UCAD – FMPO : L’Amicale des étudiants rejette la reprise des cours

L’Amicale des étudiants de la Faculté de Médecine, de Pharmacie et d’Odontologie (FMPO) de l’Université Cheikh Anta Diop de Dakar a fermement rejeté la décision du Conseil académique de suspendre l’Amicale et de reprendre les activités pédagogiques, la qualifiant « illégale, arbitraire et attentatoire à la liberté d’organisation des étudiants ».

Indignation après le décès d’Abdoulaye Bâ

Dans un communiqué officiel, l’Amicale exprime son « indignation » face à la gestion du décès de l’étudiant Abdoulaye Bâ. Elle conteste les déclarations du Procureur évoquant des affrontements, rappelant que les vidéos montrent une « attaque des FDS contre les étudiants ». L’autopsie, révèle-t-elle, a confirmé de « graves polytraumatismes », renforçant « l’exigence de vérité, de justice et de responsabilité ».

Revendications et mesures exigées

L’Amicale précise que :

« Aucune activité pédagogique ne reprendra tant que des garanties claires ne seront établies pour sécuriser les étudiants et éclaircir l’enquête ».

« Libération immédiate des étudiants arrêtés et prise en charge des victimes ».

« Suspension des réformes en cours et paiement intégral des arriérés de bourses ».

Une « invitation solennelle au Président de la République pour engager un dialogue direct avec les étudiants ».

L’Amicale réaffirme sa « détermination à défendre les droits, la dignité et la sécurité des étudiants ».

Votre avis sera publié et visible par des milliers de lecteurs.
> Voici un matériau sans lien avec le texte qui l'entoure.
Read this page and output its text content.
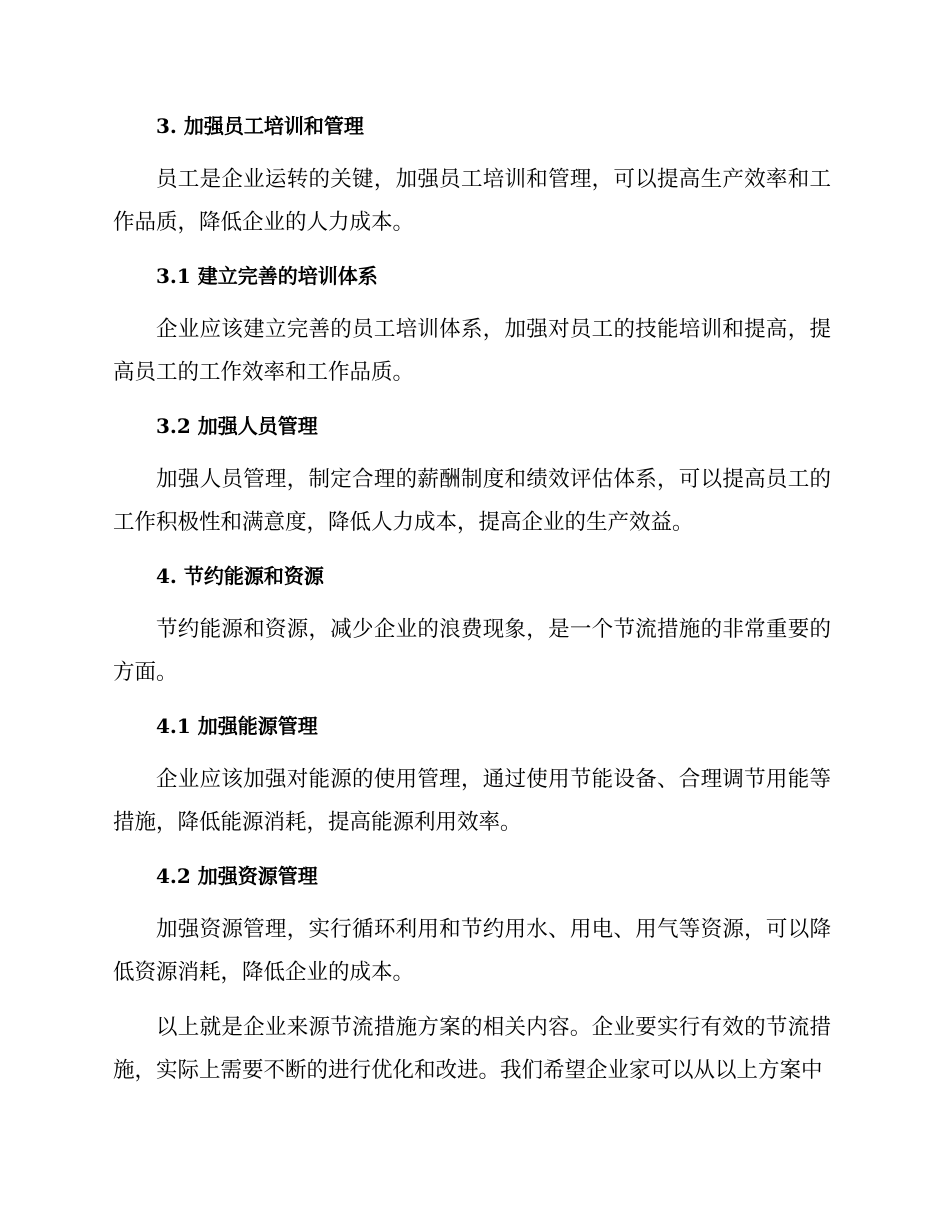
3. 加强员工培训和管理

员工是企业运转的关键，加强员工培训和管理，可以提高生产效率和工作品质，降低企业的人力成本。

3.1 建立完善的培训体系

企业应该建立完善的员工培训体系，加强对员工的技能培训和提高，提高员工的工作效率和工作品质。

3.2 加强人员管理

加强人员管理，制定合理的薪酬制度和绩效评估体系，可以提高员工的工作积极性和满意度，降低人力成本，提高企业的生产效益。

4. 节约能源和资源

节约能源和资源，减少企业的浪费现象，是一个节流措施的非常重要的方面。

4.1 加强能源管理

企业应该加强对能源的使用管理，通过使用节能设备、合理调节用能等措施，降低能源消耗，提高能源利用效率。

4.2 加强资源管理

加强资源管理，实行循环利用和节约用水、用电、用气等资源，可以降低资源消耗，降低企业的成本。

以上就是企业来源节流措施方案的相关内容。企业要实行有效的节流措施，实际上需要不断的进行优化和改进。我们希望企业家可以从以上方案中
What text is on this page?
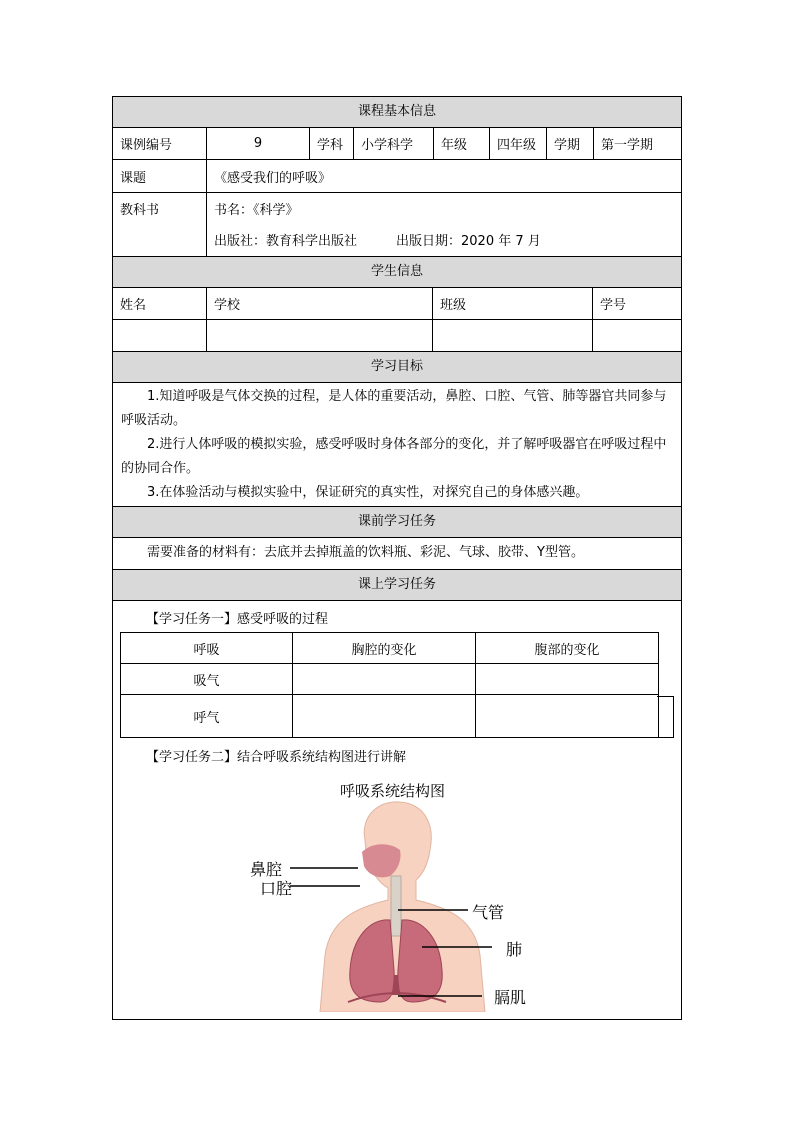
课程基本信息
课例编号	9	学科	小学科学	年级	四年级	学期	第一学期
课题	《感受我们的呼吸》
教科书	书名：《科学》
出版社：教育科学出版社	出版日期：2020 年 7 月
学生信息
姓名	学校	班级	学号
学习目标
1.知道呼吸是气体交换的过程，是人体的重要活动，鼻腔、口腔、气管、肺等器官共同参与呼吸活动。
2.进行人体呼吸的模拟实验，感受呼吸时身体各部分的变化，并了解呼吸器官在呼吸过程中的协同合作。
3.在体验活动与模拟实验中，保证研究的真实性，对探究自己的身体感兴趣。
课前学习任务
需要准备的材料有：去底并去掉瓶盖的饮料瓶、彩泥、气球、胶带、Y型管。
课上学习任务
【学习任务一】感受呼吸的过程
呼吸	胸腔的变化	腹部的变化
吸气		
呼气		
【学习任务二】结合呼吸系统结构图进行讲解
呼吸系统结构图
鼻腔
口腔
气管
肺
膈肌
Veuillez l’exprimer dans un langage respectueux.

2 commentaires

  1. Pour un État (ou un Gouvernement) Responsable et Conscient de Ses responsabilités et convaincu qu’il doit les prendre:
    1/ Prouver qu’il existe bien un chef de l’État (ou du Gouvernement) en sortant communiquer clairement sur cette situation qui a trop duré;
    2/ Convoquer des concertations larges et encadrées dans le temps et dans l’espace; non pas avec des organisations « syndicales » professorales ou estudiantines que tout le monde sait infiltrées, et qui vont tout faire dans le chantage et le pourrissement pour des fins inavouées; mais avec Les Rectorats, les Responsables des facultés, UFR et assimilés: L’Université publique est une structure de l’État qui OFFRE un service (le Savoir et la Science), le corps professoral et le personnel administratif en sont les EMPLOYÉS et les étudiants, des « CLIENTS ».
    3/ Faire des PROPOSITIONS CONCRÈTES DE SORTIE DE CRISE:
    -donner des gages palpables dans le sens d’élucider la perte de vie humaine;
    -donner des gages pour les paiements de bourses dans les délais comme l’a communiqué le Directeur des Bourses (ses explications sont claires comme eau de roche pour qui veut entendre et est animé d’une bonne intention);
    -décider de la suppression de toutes les amicales d’Étudiants;
    -décider de nouveaux critères de représentativité des étudiants: l’excellence (1er critère), l’assiduité, la non-affiliation à une organisation politique, limite d’âge
    -suspension de toutes associations non-académiques dans l’espace universitaire sous peine de sanctions exemplaires;
    -rouvrir le campus social au préalable (l’enseignement supérieur ne rime pas avec précarité et instabilité sociale);
    -décréter la reprise des cours en dernier ressort
    3/ Si malgré toutes ces garanties, les cours ne reprennent pas, et cela ne peut être que du fait des « professeurs »: que l’État prenne ses responsabilités face à des irresponsables:
    – garantir l’enseignement à ceux (étudiants et enseignants) qui le veulent par la suspension des franchises universitaires jusqu’au retour à la normale en assurant la sécurité stricte des personnes et des lieux;
    – suspendre les salaires des employés (pseudo-profs) qui refusent de joindre les amphis car ils ont d’autres agendas.
    Cependant, je note que le PR et le PM sont tombés dans le piège de leurs contempteurs de l’opposition politique et de la presse sous perfusion politicienne, en semant dans la tête de l’opinion que l’un est le Bon et l’autre le Mauvais. C’est ainsi que l’un semble s’y complaire à travers ses décisions qui ne sortent jamais du cadre de déclarations et communiqués, mais rarement suivies d’actes concrets; il semble avoir du mal à impulser de peur de froisser, dans le souci de cultiver ce portrait d’ange. Par contre, l’autre, il souffle le chaud et le froid; tantôt cette carapace l’agace quand il semble à court de solutions face à des situations difficiles, tantôt il s’y complaît s’il s’agit de faire des sorties politiciennes.